La Consulta: “L’ergastolo ostativo è incostituzionale”
“Tornata sul nodo dell’ergastolo ostativo, con la celebre ordinanza del 15 aprile 2021 n. 97, la Consulta ha accertato l’incostituzionalità dell’ergastolo, ma non l’ha dichiarata, lasciando al Parlamento un anno di tempo per ‘affrontare la materia’ ed elaborare una modifica delle disposizioni di ordinamento penitenziario coerente con le censure della Corte al meccanismo e idonea a evitare le conseguenze di un intervento meramente ‘demolitorio’, tale da poter mettere a rischio, nell’ottica di quegli stessi giudici costituzionali, ‘il complessivo equilibrio della disciplina in esame e, soprattutto, le esigenze di prevenzione generale e di sicurezza collettiva che essa persegue per contrastare il pervasivo e radicato fenomeno della criminalità mafiosa‘”.
“Dopo vari rinvii, dovuti anche allo scioglimento anticipato delle Camere, e con l’inaugurazione della nuova legislatura, l’intervento legislativo approvato dalla Camera il 31 marzo 2022, in vigenza del Governo Draghi, è stato trasposto nel decreto-legge 162/2022, convertito poi nella Legge n. 199 del 30 dicembre 2022“.

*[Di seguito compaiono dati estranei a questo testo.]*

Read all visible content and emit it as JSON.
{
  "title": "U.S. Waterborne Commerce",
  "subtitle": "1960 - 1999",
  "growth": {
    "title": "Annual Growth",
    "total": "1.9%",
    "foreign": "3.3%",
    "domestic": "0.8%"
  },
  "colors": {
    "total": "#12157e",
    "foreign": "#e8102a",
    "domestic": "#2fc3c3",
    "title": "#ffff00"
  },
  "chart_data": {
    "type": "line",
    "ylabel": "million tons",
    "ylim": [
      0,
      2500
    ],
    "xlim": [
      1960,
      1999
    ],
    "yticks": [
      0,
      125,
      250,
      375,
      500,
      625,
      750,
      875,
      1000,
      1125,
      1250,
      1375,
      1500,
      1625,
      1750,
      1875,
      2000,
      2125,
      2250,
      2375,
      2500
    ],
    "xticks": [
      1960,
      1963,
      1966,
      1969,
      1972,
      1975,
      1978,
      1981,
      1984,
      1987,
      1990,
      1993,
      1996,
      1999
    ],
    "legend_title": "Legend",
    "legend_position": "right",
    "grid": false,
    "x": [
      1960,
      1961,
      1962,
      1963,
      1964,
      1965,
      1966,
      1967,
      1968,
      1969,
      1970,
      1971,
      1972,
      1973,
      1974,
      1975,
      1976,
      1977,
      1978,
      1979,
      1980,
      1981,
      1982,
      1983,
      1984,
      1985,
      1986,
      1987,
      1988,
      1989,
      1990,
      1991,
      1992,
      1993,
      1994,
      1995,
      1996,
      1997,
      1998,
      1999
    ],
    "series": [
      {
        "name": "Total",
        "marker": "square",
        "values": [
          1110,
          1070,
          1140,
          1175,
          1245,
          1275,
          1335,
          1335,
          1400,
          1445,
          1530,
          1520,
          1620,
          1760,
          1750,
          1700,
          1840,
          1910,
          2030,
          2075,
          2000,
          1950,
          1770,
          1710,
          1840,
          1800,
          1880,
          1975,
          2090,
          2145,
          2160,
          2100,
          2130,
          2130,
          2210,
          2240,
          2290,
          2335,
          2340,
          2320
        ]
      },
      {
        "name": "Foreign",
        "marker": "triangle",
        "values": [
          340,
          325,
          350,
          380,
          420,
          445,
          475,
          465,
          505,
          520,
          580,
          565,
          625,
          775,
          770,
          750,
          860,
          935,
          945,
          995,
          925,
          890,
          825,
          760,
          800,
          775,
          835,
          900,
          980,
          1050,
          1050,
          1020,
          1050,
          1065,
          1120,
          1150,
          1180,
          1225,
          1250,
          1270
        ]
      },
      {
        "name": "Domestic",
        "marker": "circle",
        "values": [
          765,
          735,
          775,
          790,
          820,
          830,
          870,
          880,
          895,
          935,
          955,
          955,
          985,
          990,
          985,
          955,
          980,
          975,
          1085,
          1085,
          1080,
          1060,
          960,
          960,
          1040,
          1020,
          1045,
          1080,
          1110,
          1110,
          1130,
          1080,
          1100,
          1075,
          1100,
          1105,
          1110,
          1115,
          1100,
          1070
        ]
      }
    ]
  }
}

“All’udienza dell’8 novembre 2022, la Consulta ha deciso di restituire gli atti alla Corte di Cassazione, cui spetta di verificare gli effetti della normativa sopravvenuta sulla rilevanza delle questioni sollevate, nonché di procedere a una nuova valutazione della loro non manifesta infondatezza“.
Nuova normativa
Concentriamoci adesso sugli aggiornamenti più recenti a cui la misura carceraria è andata incontro ultimamente: “La modifica dei reati ostativi operata dal Governo Meloni con il D.l. n. 162/2022 ha eliminato (solo formalmente?) l’automatica esclusione dei benefici penitenziari per i condannati di reati ostativi che non collaborano con la giustizia“, ha spiegato Elena Cassella.
L’avvocato ha sottolineato una delle novità più consistenti della nuova normativa: “La presunzione di pericolosità che impedisce la concessione dei benefici e delle misure alternative a favore di tutti i condannati (anche all’ergastolo) per i cosiddetti reati ostativi, che non hanno collaborato con la giustizia, passa da assoluta a relativa“.
“Tuttavia, autorevoli giuristi non hanno perso tempo per evidenziare che la riforma sia stata tutt’altro che benevola, avendo provocato complessivamente un inasprimento piuttosto che un alleggerimento del regime dei delitti ostativi“.
Modifiche
Invitandoci a prestare attenzione a come l’ergastolo ostativo è stato modificato, la legale Cassella si è espressa così: “Da una prima analisi del decreto-legge n. 162/2022, emerge chiaramente che la collaborazione con la giustizia rimane la via maestra per ottenere i vari benefici penitenziari“.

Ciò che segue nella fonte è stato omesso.